Мне приходилось видеть, как наши уничтожили одну свою деревушку. Пылали потемневшие крестьянские избенки. Матери в ужасе прижимали к себе плачущих детей. Стоял стон над многострадальными деревнями Родины. А все дело в том, что долгое время не могли взять эту деревеньку наступающей пехотой.

Катастрофическое начало войны больше всего сказалось на моральном духе народа. Неудачи наших войск в первые дни войны в приграничных районах, окружение двух наших армий в районе Умани. Киевское окружение, затем провалившаяся харьковская операция, сдача Ростова…

Противник последовательно концентрировал свои усилия то на одном, то на другом направлении и добивался успеха. Мы вынуждены были выдерживать такие тяжелейшие удары, связанные с окружением основных наших сил, – сначала Западного фронта под Минском, затем на Юго-Западном (Украина). А впереди еще назревали две катастрофы – в Крыму и в Ленинграде.

Что приходилось видеть каждый, по сути, день? Массы отступающих солдат, людей, гибнувших на переправах, плач женщин, детей на пепелищах, горы незахороненных трупов, безумные глаза матери возле своего мертвого ребенка…

Мне приходилось видеть, как наши уничтожили одну свою деревушку. Пылали потемневшие крестьянские избенки. Матери в ужасе прижимали к себе плачущих детей. Стоял стон над многострадальными деревнями Родины. А все дело в том, что долгое время не могли взять эту деревеньку наступающей пехотой. Да, часто это диктовалось жестокой необходимостью: мосты, железнодорожные станции, заводы при отступлении нужно было уничтожить. Но едва ли крестьянские домишки могли стать прибежищем для оккупантов.

Зеленый Гай, Благовещенское, Голубовка, Артемовка, Тарасовка… Это все села, разбросанные в степи, через которые пролегал наш путь на восток. Их было много, всех не запомнил.

Дон. Переправа

Шел октябрь 1941 года. Впереди Дон, переправа через него на левый берег. И вот дожди окончились. Наступило резкое похолодание. Замерзла вода. Выпал снежок. Ветер гнал по степи поземку.

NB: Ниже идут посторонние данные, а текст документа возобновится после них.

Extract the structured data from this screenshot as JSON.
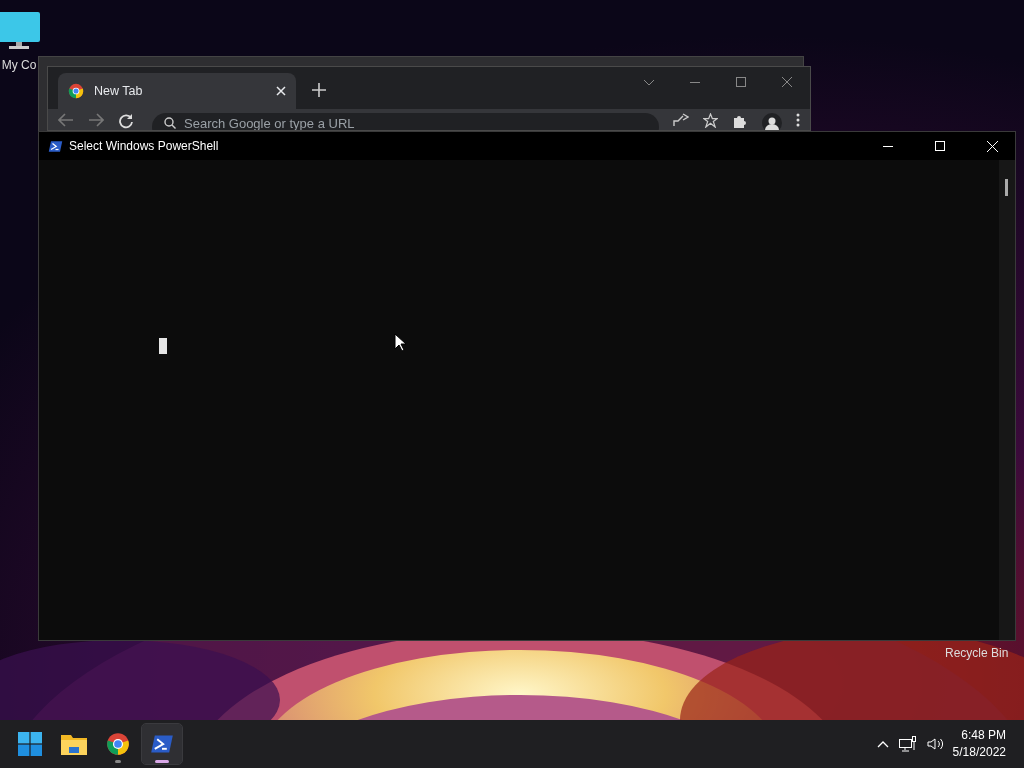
{
  "desktop_icons": [
    {
      "label": "My Co"
    },
    {
      "label": "Recycle Bin"
    }
  ],
  "browser_window": {
    "tab": {
      "title": "New Tab",
      "selected": true
    },
    "omnibox": {
      "placeholder": "Search Google or type a URL"
    }
  },
  "console_window": {
    "title": "Select Windows PowerShell"
  },
  "taskbar": {
    "apps": [
      {
        "kind": "start",
        "running": false,
        "active": false
      },
      {
        "kind": "files",
        "running": false,
        "active": false
      },
      {
        "kind": "chrome",
        "running": true,
        "active": false
      },
      {
        "kind": "powershell",
        "running": true,
        "active": true
      }
    ],
    "clock": {
      "time": "6:48 PM",
      "date": "5/18/2022"
    }
  }
}
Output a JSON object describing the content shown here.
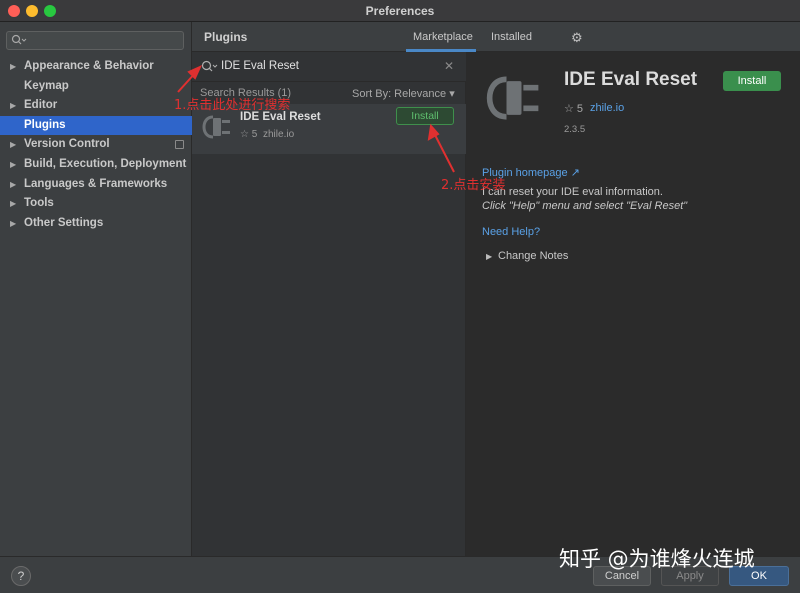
{
  "window": {
    "title": "Preferences"
  },
  "sidebar": {
    "search": {
      "value": ""
    },
    "items": [
      {
        "label": "Appearance & Behavior",
        "expandable": true
      },
      {
        "label": "Keymap",
        "expandable": false
      },
      {
        "label": "Editor",
        "expandable": true
      },
      {
        "label": "Plugins",
        "expandable": false,
        "active": true
      },
      {
        "label": "Version Control",
        "expandable": true
      },
      {
        "label": "Build, Execution, Deployment",
        "expandable": true
      },
      {
        "label": "Languages & Frameworks",
        "expandable": true
      },
      {
        "label": "Tools",
        "expandable": true
      },
      {
        "label": "Other Settings",
        "expandable": true
      }
    ]
  },
  "header": {
    "title": "Plugins",
    "tabs": [
      {
        "label": "Marketplace",
        "active": true
      },
      {
        "label": "Installed",
        "active": false
      }
    ]
  },
  "plugin_search": {
    "value": "IDE Eval Reset"
  },
  "results": {
    "count_label": "Search Results (1)",
    "sort_label": "Sort By: Relevance",
    "items": [
      {
        "name": "IDE Eval Reset",
        "rating": "☆ 5",
        "vendor": "zhile.io",
        "install_label": "Install"
      }
    ]
  },
  "detail": {
    "name": "IDE Eval Reset",
    "install_label": "Install",
    "rating": "☆ 5",
    "vendor": "zhile.io",
    "version": "2.3.5",
    "homepage_label": "Plugin homepage ↗",
    "description_line1": "I can reset your IDE eval information.",
    "description_line2": "Click \"Help\" menu and select \"Eval Reset\"",
    "need_help_label": "Need Help?",
    "change_notes_label": "Change Notes"
  },
  "footer": {
    "help_label": "?",
    "cancel_label": "Cancel",
    "apply_label": "Apply",
    "ok_label": "OK"
  },
  "annotations": {
    "step1": "1.点击此处进行搜索",
    "step2": "2.点击安装"
  },
  "watermark": "知乎 @为谁烽火连城",
  "colors": {
    "accent": "#2f65ca",
    "link": "#5aa1e6",
    "install_green": "#3a8f4d",
    "annotation_red": "#e03030"
  }
}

Войск на нашем пути было натыкано – хоть отбавляй. В воздухе постоянный гул фашистских самолетов. Особенно надоедали «хейнкели». Часто они ради забавы, а может для острастки, бросали наугад фугасные бомбы.

Помню 14 ноября 1941 года. В этот день ливневые дожди вдруг прекратились. Лужи быстро затянул мороз. Ветви деревьев покрылись деревянной коркой, а ртутный столбик упал сразу до -10 градусов. В степи разыгрался ветер. Непогода застала нас у капризной речушки Тузлов. Набрякшую одежду схватил мороз, тело оказалось словно в холодном деревянном ящике, а обувь покрылась звенящим панцирем. Было жутко холодно. Спасали костры, которые мы разжигали и поддерживали постоянно.

В районе Батайска мы должны были перебраться на левый берег Дона, а мост был разрушен – работала паромная переправа. По плавучим мостам переправлялась пехота. Поочередно пропускались военные подразделения. А в промежутке – скот.

Было известно, что бомбежка бывает более ужасной, чем та, на переправе через Дон.

Но я более страшной не видел. Меня Бог миловал. Кругом все взрывалось, грохотало, было страшно ощущать себя маленьким и беззащитным.

А солдаты? Они драпали вовсю. На их головы постоянно падали бомбы с бесчисленных немецких бомбардировщиков, и только одинокий советский «ястребок» обреченно пытался им помешать. Часто усилия фашистов завершались прямым попаданием в цель. И тогда переправа замирала. Срочно вклинивались саперы, которые ремонтировали переправу, и переправа действовала почти беспрерывно.